[edit]
Error Profiling of Machine Learning Models: An Exploratory Visualization
Proceedings of the 10th Machine Learning for Healthcare Conference, PMLR 298, 2025.
Abstract
While data-driven predictive models are increasingly used in healthcare, their clinical translation remains limited—partly due to challenges in evaluating model performance across design choices. Existing explainability methods often focus on intra-model interpretability but fall short in supporting inter-model comparisons. We present a visualization-based error profiling method that facilitates comparative evaluation by highlighting overlaps and differences in model predictions. Our matrix-based visualization maps which models incorrectly classify which patient subgroups, with color intensity indicating the number of misclassified patients. This approach enables deeper insight into which (sub)populations are consistently (in)correctly classified across models, helping uncover patterns of model (dis)agreement and assess the impact of modeling decisions.

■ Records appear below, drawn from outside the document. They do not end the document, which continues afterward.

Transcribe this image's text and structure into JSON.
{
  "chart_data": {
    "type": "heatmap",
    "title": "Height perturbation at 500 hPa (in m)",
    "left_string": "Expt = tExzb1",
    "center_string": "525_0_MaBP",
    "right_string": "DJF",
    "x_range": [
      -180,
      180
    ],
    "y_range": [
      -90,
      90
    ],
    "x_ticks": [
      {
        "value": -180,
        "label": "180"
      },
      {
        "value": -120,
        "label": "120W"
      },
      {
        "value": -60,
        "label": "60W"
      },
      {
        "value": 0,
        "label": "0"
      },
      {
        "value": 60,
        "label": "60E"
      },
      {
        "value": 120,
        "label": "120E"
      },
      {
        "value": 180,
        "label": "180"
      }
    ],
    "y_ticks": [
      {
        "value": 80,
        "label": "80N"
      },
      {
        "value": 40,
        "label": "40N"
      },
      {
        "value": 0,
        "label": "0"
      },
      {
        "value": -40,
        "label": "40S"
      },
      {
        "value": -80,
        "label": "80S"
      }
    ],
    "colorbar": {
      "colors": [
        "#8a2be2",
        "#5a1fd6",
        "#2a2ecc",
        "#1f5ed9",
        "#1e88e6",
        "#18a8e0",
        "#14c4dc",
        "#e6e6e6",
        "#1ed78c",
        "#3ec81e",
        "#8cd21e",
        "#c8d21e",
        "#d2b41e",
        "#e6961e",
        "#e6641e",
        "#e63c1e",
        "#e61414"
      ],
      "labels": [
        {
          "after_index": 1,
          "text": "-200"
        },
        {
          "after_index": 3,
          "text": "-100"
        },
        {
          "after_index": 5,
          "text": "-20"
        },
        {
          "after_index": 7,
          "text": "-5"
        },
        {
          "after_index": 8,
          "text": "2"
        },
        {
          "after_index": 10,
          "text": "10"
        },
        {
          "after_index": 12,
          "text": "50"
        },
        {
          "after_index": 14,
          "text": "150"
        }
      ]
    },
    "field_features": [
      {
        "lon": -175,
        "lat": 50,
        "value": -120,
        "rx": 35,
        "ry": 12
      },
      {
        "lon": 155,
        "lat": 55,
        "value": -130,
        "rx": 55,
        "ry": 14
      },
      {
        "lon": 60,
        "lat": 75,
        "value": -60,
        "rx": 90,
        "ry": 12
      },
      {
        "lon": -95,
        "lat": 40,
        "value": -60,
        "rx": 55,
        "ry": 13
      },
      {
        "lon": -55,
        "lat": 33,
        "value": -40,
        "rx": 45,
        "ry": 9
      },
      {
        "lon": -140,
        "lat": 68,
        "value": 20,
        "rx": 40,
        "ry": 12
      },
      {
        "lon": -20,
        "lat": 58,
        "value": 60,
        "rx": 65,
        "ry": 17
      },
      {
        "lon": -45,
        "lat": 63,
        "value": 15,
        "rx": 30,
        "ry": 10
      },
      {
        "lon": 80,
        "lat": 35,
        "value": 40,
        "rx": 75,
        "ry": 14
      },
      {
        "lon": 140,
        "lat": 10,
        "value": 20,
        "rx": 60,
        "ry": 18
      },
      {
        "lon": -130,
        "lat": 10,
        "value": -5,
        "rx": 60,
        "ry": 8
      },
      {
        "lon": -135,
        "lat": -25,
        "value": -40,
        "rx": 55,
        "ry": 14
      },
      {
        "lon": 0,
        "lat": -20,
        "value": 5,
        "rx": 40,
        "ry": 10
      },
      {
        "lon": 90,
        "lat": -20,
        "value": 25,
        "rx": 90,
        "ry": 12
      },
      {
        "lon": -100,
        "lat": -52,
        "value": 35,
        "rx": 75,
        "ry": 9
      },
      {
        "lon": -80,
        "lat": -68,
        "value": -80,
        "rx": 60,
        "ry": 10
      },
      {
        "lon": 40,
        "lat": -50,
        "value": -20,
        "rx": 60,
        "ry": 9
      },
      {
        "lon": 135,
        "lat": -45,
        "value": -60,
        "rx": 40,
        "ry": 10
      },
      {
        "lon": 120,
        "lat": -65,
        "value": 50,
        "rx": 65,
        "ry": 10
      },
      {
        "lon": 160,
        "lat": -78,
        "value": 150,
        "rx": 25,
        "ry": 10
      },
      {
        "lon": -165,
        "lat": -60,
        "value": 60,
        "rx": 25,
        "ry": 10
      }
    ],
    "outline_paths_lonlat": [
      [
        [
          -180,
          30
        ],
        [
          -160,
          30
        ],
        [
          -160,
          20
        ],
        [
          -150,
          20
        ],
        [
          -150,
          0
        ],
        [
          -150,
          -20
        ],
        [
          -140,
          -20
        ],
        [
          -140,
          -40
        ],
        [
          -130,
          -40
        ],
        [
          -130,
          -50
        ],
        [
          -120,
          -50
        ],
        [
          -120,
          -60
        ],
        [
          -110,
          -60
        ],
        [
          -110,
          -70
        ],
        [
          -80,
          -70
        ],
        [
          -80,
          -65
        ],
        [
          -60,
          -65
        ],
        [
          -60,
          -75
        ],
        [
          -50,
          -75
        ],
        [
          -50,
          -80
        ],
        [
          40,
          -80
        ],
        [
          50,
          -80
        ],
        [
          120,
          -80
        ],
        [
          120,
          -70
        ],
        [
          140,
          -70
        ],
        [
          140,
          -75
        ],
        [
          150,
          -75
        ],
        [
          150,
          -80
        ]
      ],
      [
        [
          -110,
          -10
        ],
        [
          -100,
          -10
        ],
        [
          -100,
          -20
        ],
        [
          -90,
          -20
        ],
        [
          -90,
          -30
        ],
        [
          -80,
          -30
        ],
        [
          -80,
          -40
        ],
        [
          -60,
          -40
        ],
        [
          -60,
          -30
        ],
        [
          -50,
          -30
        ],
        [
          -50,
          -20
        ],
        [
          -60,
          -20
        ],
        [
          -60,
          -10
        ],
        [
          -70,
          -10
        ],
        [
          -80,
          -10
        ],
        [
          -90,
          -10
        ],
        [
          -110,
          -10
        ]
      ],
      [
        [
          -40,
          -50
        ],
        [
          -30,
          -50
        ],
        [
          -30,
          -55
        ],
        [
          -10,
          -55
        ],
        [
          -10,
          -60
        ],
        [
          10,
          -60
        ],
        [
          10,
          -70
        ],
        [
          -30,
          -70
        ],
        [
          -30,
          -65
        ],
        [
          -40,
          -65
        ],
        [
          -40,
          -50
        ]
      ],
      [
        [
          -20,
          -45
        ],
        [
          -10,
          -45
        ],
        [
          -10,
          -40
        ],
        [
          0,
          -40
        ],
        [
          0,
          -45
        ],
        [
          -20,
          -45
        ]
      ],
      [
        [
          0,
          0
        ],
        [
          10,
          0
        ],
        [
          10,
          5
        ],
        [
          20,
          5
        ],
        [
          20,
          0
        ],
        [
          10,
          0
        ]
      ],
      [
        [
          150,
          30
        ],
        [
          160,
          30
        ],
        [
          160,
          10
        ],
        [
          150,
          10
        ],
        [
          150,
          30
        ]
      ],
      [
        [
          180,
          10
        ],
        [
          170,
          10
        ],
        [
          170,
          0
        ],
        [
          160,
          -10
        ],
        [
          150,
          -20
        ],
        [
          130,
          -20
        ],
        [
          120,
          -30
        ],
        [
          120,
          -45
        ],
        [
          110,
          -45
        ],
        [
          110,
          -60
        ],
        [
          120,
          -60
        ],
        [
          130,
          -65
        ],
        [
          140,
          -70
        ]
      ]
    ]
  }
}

We demonstrate our visualization method in four healthcare use cases: 1) missing data imputation in a longitudinal nutritional dataset; 2) feature set analysis using randomized controlled trial data; 3) end-model technical performance in cardiac morbidity prediction; and 4) data modality comparison using a dual-source lung cancer dataset with longitudinal and radiomic features. To evaluate the visualization, we obtained expert feedback and qualitative assessments of decision-making insights. Survey results—across clinicians, computer scientists, and medical informaticians—indicated that our method provides an interpretable and intuitive way to compare model error distributions by highlighting patterns within correctly and incorrectly classified subpopulations across different models. Our comprehensible error profiling approach represents an initial step toward a systematic framework for improving model assessment in clinical tasks. Through this framework, both model developers and end users can better understand when and where a given model is appropriate for real-world clinical deployment.